WISCAP is especially appreciative of the prominent role the Wisconsin Congressional delegation has played in the bill’s advance. Representative Sean Duffy, Chair of the Housing and Insurance Subcommittee voted in favor of the bill and Representatives Marc Pocan and Gwen Moore are among the earliest co-sponsors of the legislation. Additionally, Senator Tami Baldwin is a co-sponsor of the Senate version (S. 611). WISCAP and the growing list of national, state, and local organizations supporting this legislation urge the full Wisconsin delegation to support the Act.

Nationwide, schools and early childhood programs are showing significant increases in homelessness. During the 2016-17 school year in Wisconsin, 19,264 homeless children and youth were enrolled in public schools, of which 77% were staying with others temporarily due to lack of alternatives, and 7% were in motels, when they were identified as homeless. Therefore, 84% of the homeless children and youth in WI schools are not considered homeless under the U.S. Department of Housing and Urban Development (HUD) definition.

Currently, most federal child and youth programs, including early childhood programs and public schools, recognize all of the forms of homelessness that children and youth experience. However, HUD does not. Instead, HUD homeless assistance eligibility criteria exclude some of the most vulnerable homeless children and youth from accessing the programs and services that they need. By aligning HUD criteria with other federal programs, it would allow communities to identify those most in need of assistance and ensure that resources are used most efficiently to prevent and end homelessness.
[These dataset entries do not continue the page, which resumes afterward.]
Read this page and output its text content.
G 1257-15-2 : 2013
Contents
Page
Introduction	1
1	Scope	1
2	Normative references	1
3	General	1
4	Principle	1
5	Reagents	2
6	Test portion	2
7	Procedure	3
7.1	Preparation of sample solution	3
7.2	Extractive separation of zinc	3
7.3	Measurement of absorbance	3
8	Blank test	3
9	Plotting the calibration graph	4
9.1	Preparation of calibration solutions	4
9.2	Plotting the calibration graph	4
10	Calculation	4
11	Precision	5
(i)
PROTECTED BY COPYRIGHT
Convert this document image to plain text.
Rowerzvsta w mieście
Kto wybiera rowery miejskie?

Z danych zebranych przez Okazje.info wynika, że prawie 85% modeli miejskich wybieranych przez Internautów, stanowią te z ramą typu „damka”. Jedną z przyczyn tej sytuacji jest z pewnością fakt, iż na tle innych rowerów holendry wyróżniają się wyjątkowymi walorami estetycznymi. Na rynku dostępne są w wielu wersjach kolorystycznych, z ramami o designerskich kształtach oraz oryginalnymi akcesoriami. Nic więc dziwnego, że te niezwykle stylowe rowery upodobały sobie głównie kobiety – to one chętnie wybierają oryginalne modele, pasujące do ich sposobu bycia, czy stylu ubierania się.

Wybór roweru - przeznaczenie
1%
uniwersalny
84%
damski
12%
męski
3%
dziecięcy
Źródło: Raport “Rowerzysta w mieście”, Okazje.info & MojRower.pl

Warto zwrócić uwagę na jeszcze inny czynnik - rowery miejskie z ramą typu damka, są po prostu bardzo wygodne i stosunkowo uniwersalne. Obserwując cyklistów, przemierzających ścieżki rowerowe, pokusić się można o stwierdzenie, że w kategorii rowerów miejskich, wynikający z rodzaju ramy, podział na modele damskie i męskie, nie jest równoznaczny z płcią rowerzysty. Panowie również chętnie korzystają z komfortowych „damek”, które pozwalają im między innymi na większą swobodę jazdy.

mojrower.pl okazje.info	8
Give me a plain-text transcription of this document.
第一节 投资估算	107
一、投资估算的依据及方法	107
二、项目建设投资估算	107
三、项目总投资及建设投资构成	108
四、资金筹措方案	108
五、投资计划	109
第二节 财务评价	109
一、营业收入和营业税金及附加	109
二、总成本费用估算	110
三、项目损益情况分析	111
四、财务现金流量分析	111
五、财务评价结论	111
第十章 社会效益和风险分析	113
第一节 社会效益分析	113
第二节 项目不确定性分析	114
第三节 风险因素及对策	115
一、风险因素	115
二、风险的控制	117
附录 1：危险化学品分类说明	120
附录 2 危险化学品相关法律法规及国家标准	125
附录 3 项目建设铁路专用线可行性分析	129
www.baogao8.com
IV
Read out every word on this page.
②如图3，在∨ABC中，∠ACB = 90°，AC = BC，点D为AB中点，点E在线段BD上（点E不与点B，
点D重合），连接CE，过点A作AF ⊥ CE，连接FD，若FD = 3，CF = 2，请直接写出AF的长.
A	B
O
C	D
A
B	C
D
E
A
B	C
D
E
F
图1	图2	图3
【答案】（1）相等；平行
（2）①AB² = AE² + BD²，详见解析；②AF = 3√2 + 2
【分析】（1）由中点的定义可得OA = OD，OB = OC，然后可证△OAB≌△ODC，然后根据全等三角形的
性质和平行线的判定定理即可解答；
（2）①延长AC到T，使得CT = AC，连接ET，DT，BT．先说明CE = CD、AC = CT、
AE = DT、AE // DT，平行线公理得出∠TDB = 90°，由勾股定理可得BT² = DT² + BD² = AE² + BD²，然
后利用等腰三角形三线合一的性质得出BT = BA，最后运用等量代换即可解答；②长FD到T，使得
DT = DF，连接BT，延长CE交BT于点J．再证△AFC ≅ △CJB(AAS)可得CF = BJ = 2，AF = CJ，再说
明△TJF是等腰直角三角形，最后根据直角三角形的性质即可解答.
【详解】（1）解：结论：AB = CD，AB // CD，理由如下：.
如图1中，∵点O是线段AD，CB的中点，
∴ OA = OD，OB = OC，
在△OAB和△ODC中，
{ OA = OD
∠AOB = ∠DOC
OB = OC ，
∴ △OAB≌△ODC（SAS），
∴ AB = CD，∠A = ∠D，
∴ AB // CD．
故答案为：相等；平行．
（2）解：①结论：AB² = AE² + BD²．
WISCAP sees this legislation as a necessary change. Community action agencies throughout Wisconsin provide a wide range of programs and services that help individuals and families achieve self-sufficiency. Yet, these same agencies are often unable to provide critical housing assistance due to restrictive definitions. According to WISCAP Executive Director Brad Paul, “since 2001, as consecutive administrations have attempted to “end” homelessness for certain populations, family and youth homelessness has reached record levels in many cities. Homelessness in rural and suburban areas has grown, too, but remains largely hidden and often ignored. HCYA would finally acknowledge a more accurate picture of homelessness, enabling local innovation and leveraging of new resources.”